I have a simple df.
Genotype freq
0 HET 0/1
1 REF 0/1
2 HOM 0/1
3 HOM 1/1
I would like to change 'HOM' to 'REF' if 'freq' == '0/1' or '1/0'. I would not like to alter any 'HET' rows. I have attempted to do this based on other answers in stack but have had little success. My attempts have been pasted below.
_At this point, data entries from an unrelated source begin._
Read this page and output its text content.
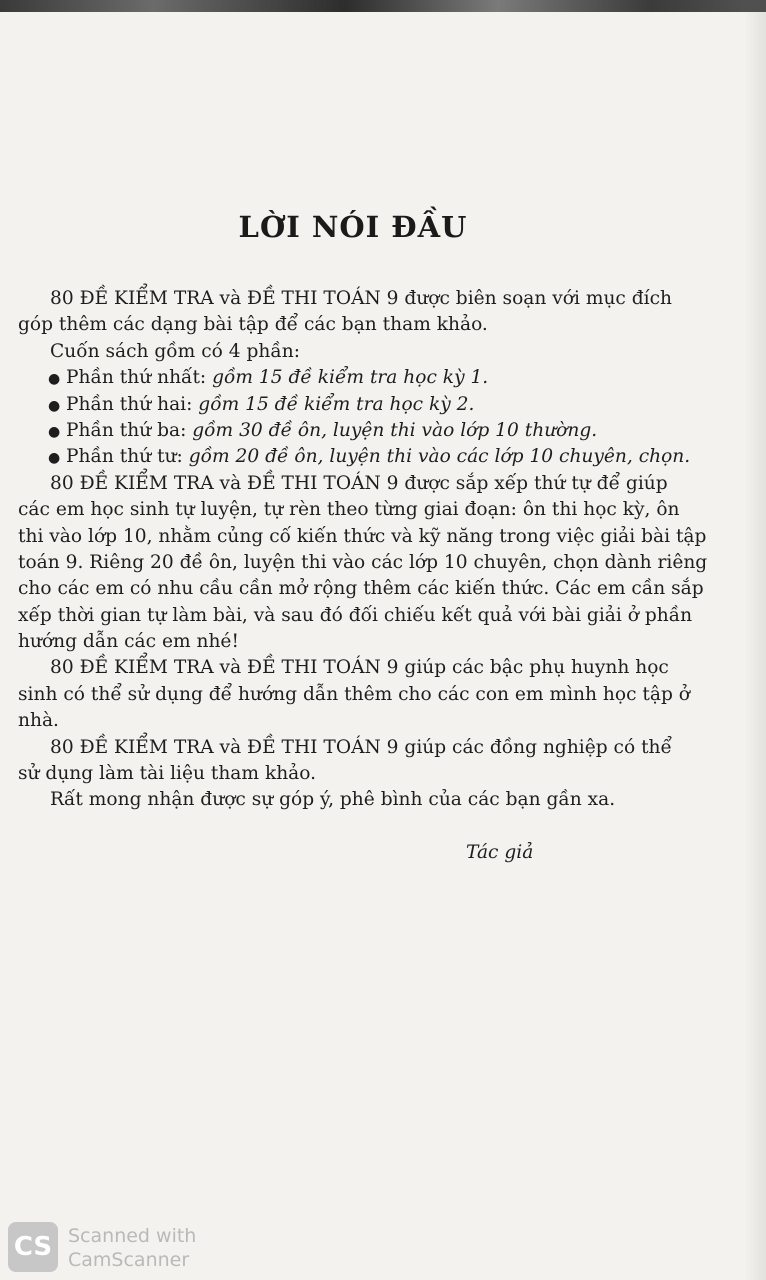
LỜI NÓI ĐẦU
80 ĐỀ KIỂM TRA và ĐỀ THI TOÁN 9 được biên soạn với mục đích
góp thêm các dạng bài tập để các bạn tham khảo.
Cuốn sách gồm có 4 phần:
● Phần thứ nhất: gồm 15 đề kiểm tra học kỳ 1.
● Phần thứ hai: gồm 15 đề kiểm tra học kỳ 2.
● Phần thứ ba: gồm 30 đề ôn, luyện thi vào lớp 10 thường.
● Phần thứ tư: gồm 20 đề ôn, luyện thi vào các lớp 10 chuyên, chọn.
80 ĐỀ KIỂM TRA và ĐỀ THI TOÁN 9 được sắp xếp thứ tự để giúp
các em học sinh tự luyện, tự rèn theo từng giai đoạn: ôn thi học kỳ, ôn
thi vào lớp 10, nhằm củng cố kiến thức và kỹ năng trong việc giải bài tập
toán 9. Riêng 20 đề ôn, luyện thi vào các lớp 10 chuyên, chọn dành riêng
cho các em có nhu cầu cần mở rộng thêm các kiến thức. Các em cần sắp
xếp thời gian tự làm bài, và sau đó đối chiếu kết quả với bài giải ở phần
hướng dẫn các em nhé!
80 ĐỀ KIỂM TRA và ĐỀ THI TOÁN 9 giúp các bậc phụ huynh học
sinh có thể sử dụng để hướng dẫn thêm cho các con em mình học tập ở
nhà.
80 ĐỀ KIỂM TRA và ĐỀ THI TOÁN 9 giúp các đồng nghiệp có thể
sử dụng làm tài liệu tham khảo.
Rất mong nhận được sự góp ý, phê bình của các bạn gần xa.
Tác giả
CS Scanned with
CamScanner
df = {'Genotype': ['HET', 'REF', 'HOM', 'HOM'],
'freq': ['0/1', '0/1', '0/1', '1/1']
}
df = pd.DataFrame(df)
catch=['0/1', '1/0']
#attempt 1 - error: For argument "inplace" expected type bool, received type int.
df.where(df['Genotype'] != 'HET', df.loc[df.freq.isin(catch), 'Genotype'] == 'REF', 0)
#attempt 2 - Ignores HET but adds TRUE/FALSE to other rows - looks messy.
df['Genotype']=df['Genotype'].apply(lambda x: 'HET' if x =='HET' else df.loc[df.freq.isin(catch), 'Genotype'] == 'REF')
#attempt 3 - Converts all '0/1' to REF
for index, row in df.iterrows():
if row['Genotype'] == 'HOM':
df.loc[df.freq.isin(catch), 'Genotype'] = 'REF'
If possible, is there a simple way to perform this in python/pandas without creating a new object - the indexes are important inside the larger function I have. Cheers.
CodePudding user response:
You need chain both conditions by &
for bitwise AND
:
catch=['0/1', '1/0']
df.loc[df.freq.isin(catch) & df['Genotype'].ne('HET'), 'Genotype'] = 'REF'
print (df)
Genotype freq
0 HET 0/1
1 REF 0/1
2 REF 0/1
3 HOM 1/1